Following our story on the vulnerabilities of the BT Home Hub, the most widely used DSL wireless router in the UK, BT sent us this statement last week after we requested it.
We are aware of this problem, although we don’t believe that any customers have been affected.
It’s important to realise that although it has been possible to demonstrate a scenario where the hub may be vulnerable, we don’t believe it is something that should affect the majority of BT customers in real life.
Customers with enquiries on how to further protect their network will be directed to www.bt.com/help/hub, which gives detail of a number of precautionary actions that can be taken to help increase their on-line security.

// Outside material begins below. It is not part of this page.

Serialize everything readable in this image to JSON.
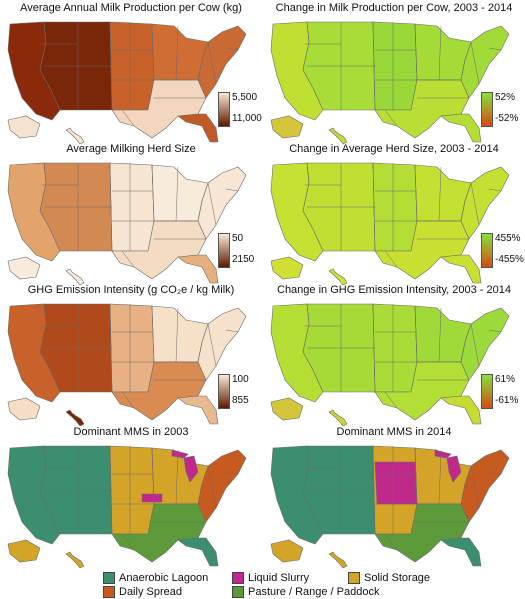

These include:
- Changing the default wireless key and the encryption type from WEP to WPA.
- Changing the admin login password of the Hub Manager.

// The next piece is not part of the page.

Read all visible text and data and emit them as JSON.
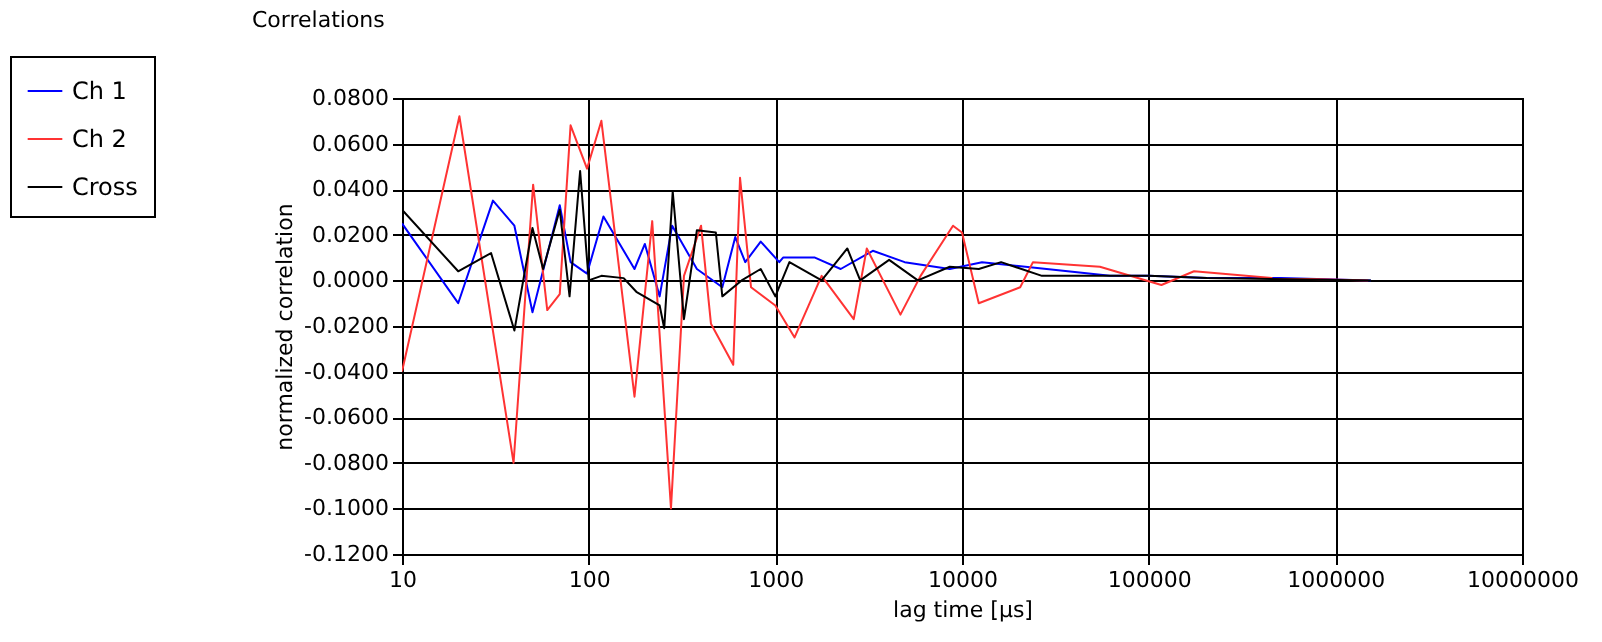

- Leaving the Hub switched-on at all times, including overnight to benefit from firmware updates as they become available.
- Having AV and firewall software installed on all computers.
- Being wary of unknown web sites and e-mails from unknown sources, including invalid security certificates.
Setting aside this particular issue, customers should always be vigilant about the security of their computer equipment and should always install a firewall and anti-virus software and make sure that they do simple things like changing default passwords and be wary of visiting unknown web sites and e-mails from unknown sources.
BT and other internet service providers are constantly vigilant about security. The fact of the matter is that new threats are emerging all the time across our industry and we have to keep updating and continually improving our security in order to protect customers.
NB: It is important to note that it is not only BT that has been affected by this, it is an issue for many operators that use Thomson routers.